Hundreds demand 'Killer cops must go!'
 
BY SAM MANUEL
WASHINGTON--"Killer cops must go!" chanted Dorothy Elliott as she spoke to some 200 people who attended a public hearing on police accountability at the St. Paul Baptist church here March 15. Her son, Archie Elliott, was killed by Prince George's County cops in 1993. He was shot 14 times while handcuffed and seated in a patrol car.

The meeting was held in the wake of the trial and acquittals of four Prince George's County cops on charges ranging from involuntary manslaughter to violation of civil rights. In one case Officer Brian Catlett was tried and acquitted by a circuit court judge of charges of involuntary manslaughter and reckless endangerment for the November 1999 fatal shooting of 19-year-old Gary Hopkins Jr.

"I don't speak for my son tonight," said Marion Hopkins, mother of the slain youth. "Nothing I can say will bring him back. I am speaking out so that no other mother will have to go through what I went through," she said.

Prosecutors initially argued that Catlett and officer Devin White singled out Hopkins because of a run-in with the cops a year earlier. During that confrontation Hopkins objected to the officers striking a friend. Catlett told Hopkins to "shut up or you'll get some of the same." The judge barred the prosecution from presenting testimony about that incident.

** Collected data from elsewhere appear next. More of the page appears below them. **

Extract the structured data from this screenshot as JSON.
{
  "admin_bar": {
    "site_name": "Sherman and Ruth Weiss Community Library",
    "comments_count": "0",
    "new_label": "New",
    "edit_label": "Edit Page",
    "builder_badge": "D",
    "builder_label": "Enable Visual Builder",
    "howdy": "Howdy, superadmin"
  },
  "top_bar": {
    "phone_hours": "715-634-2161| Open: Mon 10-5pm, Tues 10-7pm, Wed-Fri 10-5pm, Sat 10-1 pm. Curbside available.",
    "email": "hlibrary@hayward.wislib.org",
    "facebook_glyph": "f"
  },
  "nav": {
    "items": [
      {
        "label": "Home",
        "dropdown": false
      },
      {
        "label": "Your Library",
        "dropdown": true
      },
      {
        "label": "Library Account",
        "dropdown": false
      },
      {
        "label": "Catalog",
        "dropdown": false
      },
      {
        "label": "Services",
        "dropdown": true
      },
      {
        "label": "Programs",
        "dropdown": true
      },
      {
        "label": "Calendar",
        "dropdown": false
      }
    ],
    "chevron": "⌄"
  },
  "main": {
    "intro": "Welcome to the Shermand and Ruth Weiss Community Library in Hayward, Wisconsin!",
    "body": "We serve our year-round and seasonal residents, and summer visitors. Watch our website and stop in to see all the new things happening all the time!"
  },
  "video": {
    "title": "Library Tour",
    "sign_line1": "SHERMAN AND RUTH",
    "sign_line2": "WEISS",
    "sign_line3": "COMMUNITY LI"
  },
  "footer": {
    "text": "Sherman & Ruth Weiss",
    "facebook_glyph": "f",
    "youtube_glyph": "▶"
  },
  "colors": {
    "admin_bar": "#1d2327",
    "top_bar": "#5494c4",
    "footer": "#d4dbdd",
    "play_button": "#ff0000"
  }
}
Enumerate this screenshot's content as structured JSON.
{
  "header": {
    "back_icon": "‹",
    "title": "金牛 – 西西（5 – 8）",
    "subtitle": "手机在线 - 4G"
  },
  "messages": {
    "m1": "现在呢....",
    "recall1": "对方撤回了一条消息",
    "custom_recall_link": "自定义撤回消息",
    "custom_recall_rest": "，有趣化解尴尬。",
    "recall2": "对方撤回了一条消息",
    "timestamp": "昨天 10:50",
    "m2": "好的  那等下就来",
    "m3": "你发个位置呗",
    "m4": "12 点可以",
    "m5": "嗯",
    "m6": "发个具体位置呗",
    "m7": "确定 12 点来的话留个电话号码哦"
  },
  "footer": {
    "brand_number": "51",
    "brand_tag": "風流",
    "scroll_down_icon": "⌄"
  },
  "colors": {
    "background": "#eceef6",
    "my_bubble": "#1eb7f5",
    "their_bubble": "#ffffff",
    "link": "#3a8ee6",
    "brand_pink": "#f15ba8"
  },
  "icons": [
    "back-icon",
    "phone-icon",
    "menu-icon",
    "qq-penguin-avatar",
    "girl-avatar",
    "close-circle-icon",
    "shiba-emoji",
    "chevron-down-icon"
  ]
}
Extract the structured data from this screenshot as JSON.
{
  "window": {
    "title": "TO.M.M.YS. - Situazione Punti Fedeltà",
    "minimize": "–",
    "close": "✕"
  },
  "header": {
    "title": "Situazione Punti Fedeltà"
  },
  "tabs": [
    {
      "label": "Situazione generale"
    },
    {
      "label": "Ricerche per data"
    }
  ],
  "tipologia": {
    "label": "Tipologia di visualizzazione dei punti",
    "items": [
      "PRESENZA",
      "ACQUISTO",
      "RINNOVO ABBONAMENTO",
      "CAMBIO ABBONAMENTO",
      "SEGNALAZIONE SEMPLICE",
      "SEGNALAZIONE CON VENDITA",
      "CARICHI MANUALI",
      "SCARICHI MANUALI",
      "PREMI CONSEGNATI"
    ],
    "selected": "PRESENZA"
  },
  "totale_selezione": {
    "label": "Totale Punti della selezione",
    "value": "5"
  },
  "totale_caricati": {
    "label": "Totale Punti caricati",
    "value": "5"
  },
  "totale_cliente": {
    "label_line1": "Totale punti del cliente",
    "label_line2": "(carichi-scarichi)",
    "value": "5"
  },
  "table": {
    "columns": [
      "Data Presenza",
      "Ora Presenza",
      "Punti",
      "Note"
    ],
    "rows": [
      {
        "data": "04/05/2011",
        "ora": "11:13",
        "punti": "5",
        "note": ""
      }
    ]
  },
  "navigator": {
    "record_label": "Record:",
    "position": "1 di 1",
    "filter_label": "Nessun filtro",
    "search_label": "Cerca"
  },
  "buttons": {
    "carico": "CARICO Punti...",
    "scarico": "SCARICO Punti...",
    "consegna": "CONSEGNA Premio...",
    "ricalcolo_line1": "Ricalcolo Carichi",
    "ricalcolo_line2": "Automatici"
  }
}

On the night Catlett killed Hopkins, White was the first back-up cop on the scene and used his cruiser to block the car in which Hopkins was riding. The cops claimed they were acting on an "anonymous" tip that someone in the car had a gun. In spite of that "tip" witnesses testified that one man got out of the car and was allowed to walk away. When Hopkins stepped out, White quickly stuck a gun to his head.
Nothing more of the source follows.